Time. Like space, time in a film is not of the ordinary world. “Viewing time,” the time of our ordinary experience in which watching a film can make you feel time is shorter or longer. When I feel that time is longer while watching a movie, then I'm bored. Recently, Ma'am Dans Lee required us to watch Before Sunset and Moulin Rouge. Before Sunset, I'm sorry if I may say this is the most boring film I've ever seen. It was because the time of the movie was really the real time. The whole movie was purely dialogue! There was no change in time. The time scenes were done before the sun sets. Unlike Moulin Rouge, I didn't feel bored because aside from its cinematography and tremendous production, the time used was not real time. There was shifting. Luckily, with Kubrador, I didn't feel bored. I just didn't like the "bitin" ending. But somehow I've made my earlier realizations why it was done that way. The highlight when dealing with time in the movie Kubrador is how it managed to let the movie spectators feel that Amy’s day is over and another night has come. In Kubrador, what is seen in the day to day life of Amy were only those significant aspects, she wakes up, talk with his husband, sets out for another collection, talks with people convincing them to bet, goes to the “boss,” then went home yet it felt that we have seen it all. Sesonske said that a skillfully made film may convince us that nothing at all has been left out. In several instances, tiresome was all there. I even felt that way.

Motion. Sesonske talked about the familiar experience: what we have which is a moving panoramic view. As he said, “...the view of the lens of a camera transforms this familiar experience.” How a person sees things differ from that of a camera. But in the movie “Kubrador” I can say that the director played with the traditional use of camera in a film. The camera was like the vision of someone involved in that scene. Yes, it was more than hand-held camera works. For me the movement of the camera is shaky (too shaky someimes that it makes me feel dizzy and impatient as well). It somehow depicts of what an individual sees when he/she is walking. When you are walking, you’re vision is not as steady as the camera.

To end up this long discussion and thorough analysis of Kubrador (thorough man jud!), this what makes it different and outstanding.

“Kubrador,” Life is a gamble. The film says it so. It depicts the good and most especially the "bad" side of Filipinos. I quoted the "bad" since I don't really believe that such involvement in jueteng is bad after all. These are people who believe in hopes and of chances. The chance of earning more or simply living in this world without any financial problems at all. It was filmed in such a way that it did not looked like it wanted to preach something or proved anything. “Sometimes you win, sometimes you lose.”

Jeturian made use of quasi-documentary style that made the film more realistic. I based this conclusion from a blogger named Capili.

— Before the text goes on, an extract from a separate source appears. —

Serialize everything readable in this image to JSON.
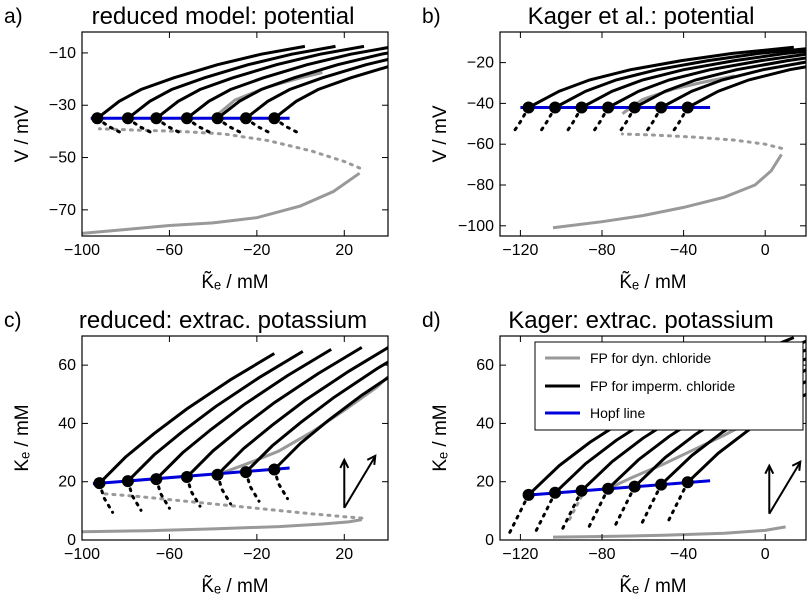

Well for some of you, you may not appreciate the somehow horror in the movie. But I just like it just the way it is. The ghost, Eric, Amelita's son, was the best part for me. Every time he appeared it made me realize that somehow outside this world, there is someone looking at us-- guarding and watching us over. And that my grandfather who passed away three years ago is still around here on earth (sounds creepy!).

I salute this film. It had proven itself to be worth watching not just here in the Philippines but to the international community. Kudos!

I would love to watch more Indie films. Yes, they are the savior of our dying movies. Directors, actors, script writers, etc. should be able to come up once again with a movie full of quality.